The different types of White Wine

A comprehensive guide to types of white wines, their origin, and taste.


  1. Chardonnay
    Originating in the Burgundy region of Eastern France, the grapes for this wine are prepared in a number of ways, out of which oaked and unoaked are the basics. The amount of charring that the oak is treated with, determines the wine’s toastiness and adds flavors like Caramel, Vanilla, Cream, and Smoke Spice. So, for creamy flavours and softer Chardonnay, try age old oak wine and for higher acid and more refreshing flavours, try the unoaked one. The wine can be made sparkling or still. The riper the wine, the more it’ll taste of pineapple, mango, and apricots, while the less ripe it is, the more it’ll taste of green apples and lemon. In cool climates, it tends to be medium to light bodied with a fairly noticeable acidity, giving it a flavor of green plum, apple, and pear, whereas in warmer locations, the flavour becomes closer to melon, peach, and citrus. It’s best served with Creamy or poultry and pork dishes or roast vegetable tarts.


  1. Moscato
    This sweet, Italian wine is one of the oldest cultivated grape varieties in the world and is sweet and flavorful in taste.
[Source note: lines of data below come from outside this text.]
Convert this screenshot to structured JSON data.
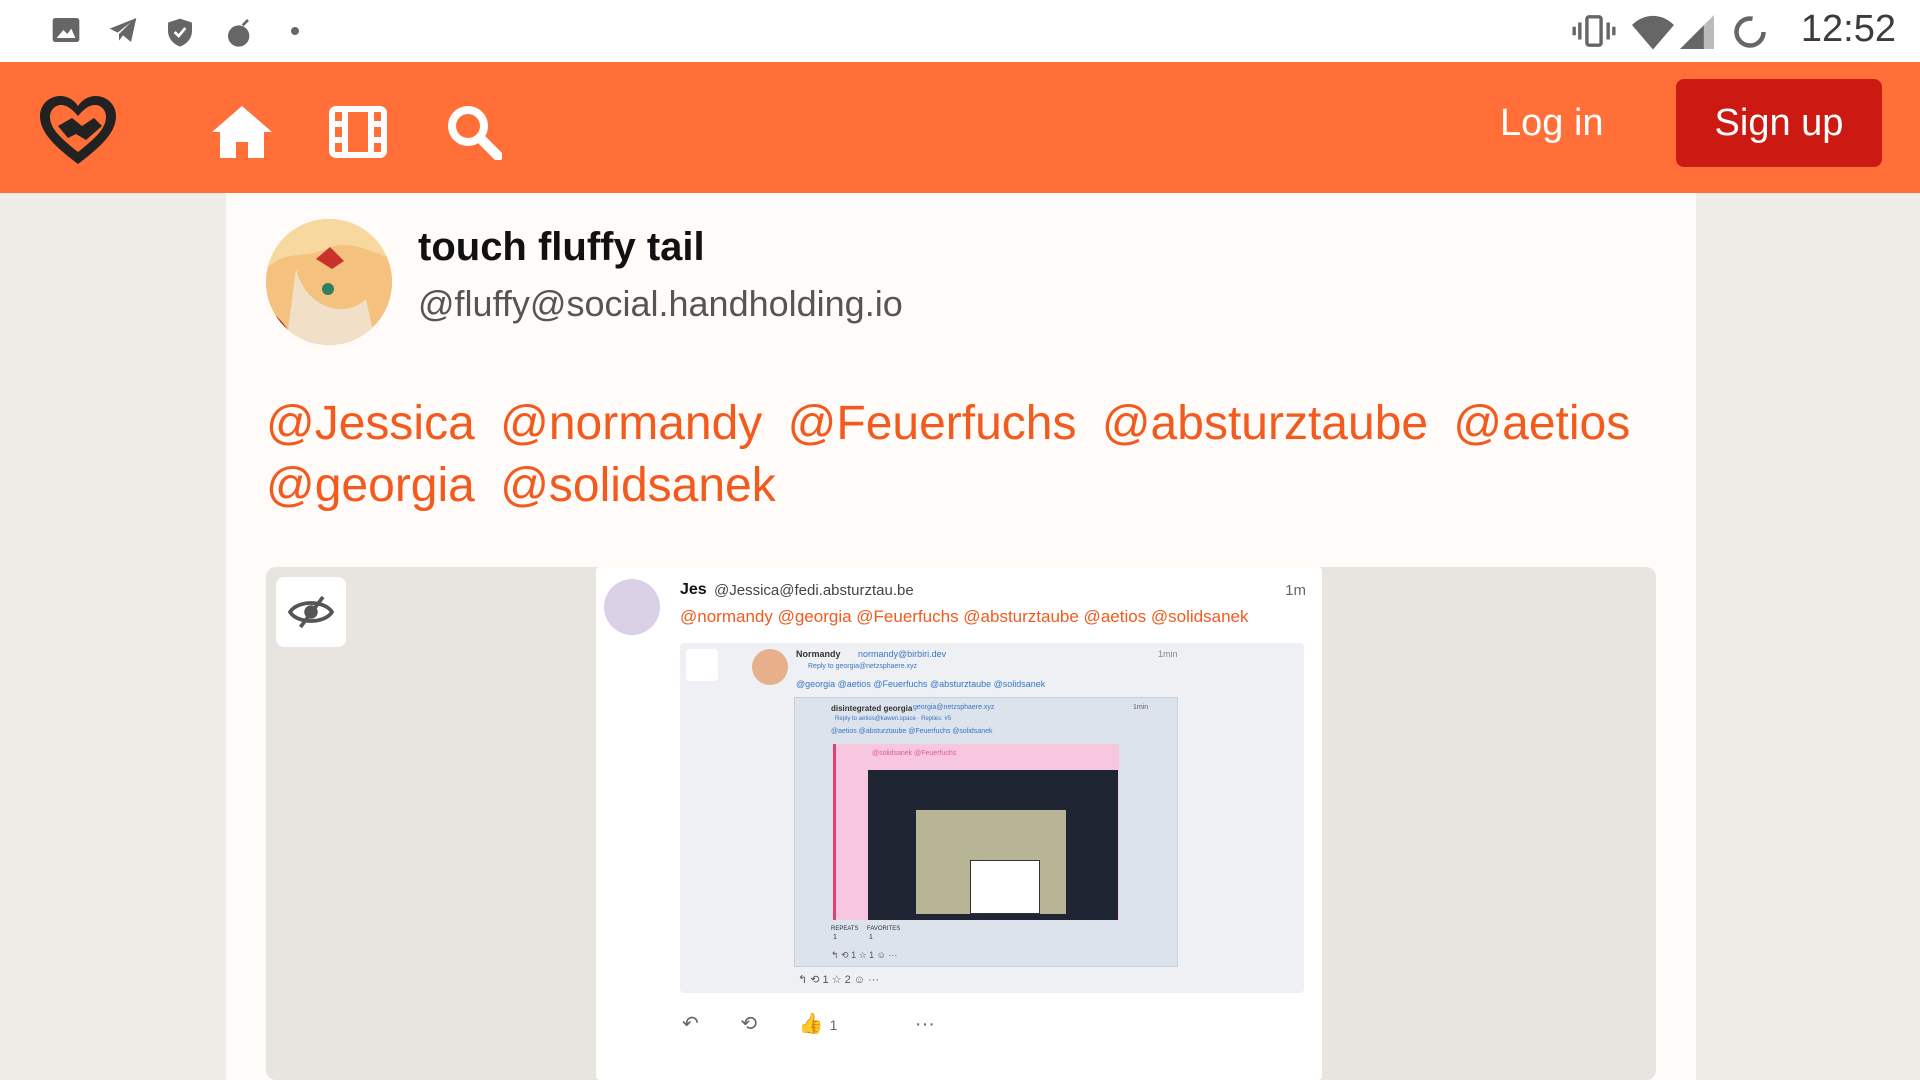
{
  "status_bar": {
    "time": "12:52",
    "left_icons": [
      "image-icon",
      "telegram-icon",
      "shield-check-icon",
      "bomb-icon",
      "dot-icon"
    ],
    "right_icons": [
      "vibrate-icon",
      "wifi-icon",
      "cell-signal-icon",
      "sync-circle-icon"
    ]
  },
  "navbar": {
    "login_label": "Log in",
    "signup_label": "Sign up",
    "colors": {
      "bar": "#ff6f37",
      "signup": "#cc1a12"
    }
  },
  "post": {
    "display_name": "touch fluffy tail",
    "handle": "@fluffy@social.handholding.io",
    "mentions": [
      "@Jessica",
      "@normandy",
      "@Feuerfuchs",
      "@absturztaube",
      "@aetios",
      "@georgia",
      "@solidsanek"
    ]
  },
  "attachment": {
    "name": "Jes",
    "handle": "@Jessica@fedi.absturztau.be",
    "time": "1m",
    "mentions": "@normandy @georgia @Feuerfuchs @absturztaube @aetios @solidsanek",
    "inner": {
      "name": "Normandy",
      "handle": "normandy@birbiri.dev",
      "reply_to": "Reply to georgia@netzsphaere.xyz",
      "mentions": "@georgia @aetios @Feuerfuchs @absturztaube @solidsanek",
      "time": "1min",
      "quoted_name": "disintegrated georgia",
      "quoted_handle": "georgia@netzsphaere.xyz",
      "quoted_time": "1min",
      "quoted_reply": "Reply to aetios@kawen.space · Replies: #5",
      "quoted_mentions": "@aetios @absturztaube @Feuerfuchs @solidsanek",
      "pink_mentions": "@solidsanek @Feuerfuchs",
      "repeats_label": "REPEATS",
      "repeats": "1",
      "favorites_label": "FAVORITES",
      "favorites": "1",
      "actions": "↰    ⟲ 1    ☆ 1    ☺    ···",
      "bottom_actions": "↰    ⟲ 1    ☆ 2    ☺    ···"
    },
    "actions": {
      "reply": "↶",
      "repeat": "⟲",
      "like": "👍",
      "like_count": "1",
      "more": "···"
    }
  }
}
Moscato is one of the few kinds of wine which truly smells like grapes. The strong flavors include peaches, lemons, oranges, apricots, and nectarines while the subtle flavors include caramel, vanilla bean, rose, and jasmine. This medium, high acidity wine tends to be sweet, and low in alcohol, so it can be consumed alone, or you can serve it with Asian dishes and a dessert like pudding or fruit tart.


  1. Sauvignon Blanc
    With its origin in Bordeaux and the French Loire Valley, this extremely popular white wine is made differently in every region, such as in France, it is made by blending it with other grapes and aging it through the oaking process. Generally having an herbal taste with undertones of black pepper and freshly mown grass, the dominating flavors range from sour green apples, pears, and gooseberries to tropical fruits like melon, mango, and blackcurrant. Quality unoaked Sauvignon will have Smokey qualities. In cold climate and less ripe climate, you will have strong flavors of limes and green apples, while in a warmer climate, the wine will taste like peaches and passion fruit, with a dash of gooseberries, grass, jalapenos, and bell peppers. The wine has medium to high acidity and contains pyrazines – special aromatic compounds that give rich flavors to the wine. It is best served with seafood, poultry, and salads.


  1. Semillon
    A major white grape in the Bordeaux region of France, Semillon wine is made differently in different regions, like in France, it is made by blending it with Sauvignon to tone down its strong berry-like flavors, and in Australia, it is made in 4 different ways out of which one way is to blend it with either Chardonnay or Sauvignon Blanc. It features a distinct fig like character and can be served with fish, or even better, served dry, with clams, mussels, or pasta salad.


  1. Pinot Grigio
    Originating in the Burgundy region of France, the most famous Pinots come from the French region of Alsace, and are complex and rich, with a variety of flavors. The crisp, dry wines with good acid bite are typically made in Germany while those made at Oregon or Alsace have aromatic and fruity flavors. These wines are greatly dependent on the region and the wine making style. The light Italian Pinot Grigio is mostly served with seafood while richer wines from Alsace or Meinklang can be gulped down with roasted chicken.


  1. Gewurztraminer
    It is an aromatic wine grape variety that makes one of the world’s most intensely flavored and aromatic wine, which varies in taste from spicy and nutty, to fruity flavors like rose petals, peaches, lychees, and allspice. The grapes are generally used to make either a very sweet wine, or a very dry wine, both with crisp acidity and strong flavors. The wine is not as refreshing as other types of dry whites are. It is primarily grown in Alsace and Germany, but it is also grown in Italy, Australia, the U.S., West Coast, and New York. The wine is best served with Asian food, pork, and grilled sausages.


  1. Riesling
    The Riesling Grape is native to Germany, but now it is grown in almost all wine regions. The grapes produce fresh wine with hints of apples, apricots, and flowers. The grapes usually have mid to high acidity. It is generally lighter than Chardonnay. In Germany, the wine is slightly sweet with steely acidity for balance. Riesling from Alsace and Eastern U.S. is also excellent, equal in the aroma, but generally drier. The wine processed in California is not much famous as they tend to be too sweet without enough acidity to balance the flavour. During wine making, the delicate nature of Reisling grapes requires gentle handling so that it does not get crushed. Also, the absence of Malolactic fermentation gives Riesling its ‘thirst quenching quality’. The wine goes through a process of cold stabilisation, where it is stored above the freezing point. The wine is seldom oaked.  The dry version should be served with fish, chicken and pork dishes. The crispiness of the wine goes better with tuna or salmon while the acidity level makes it apt to consume it with spicy Japanese food.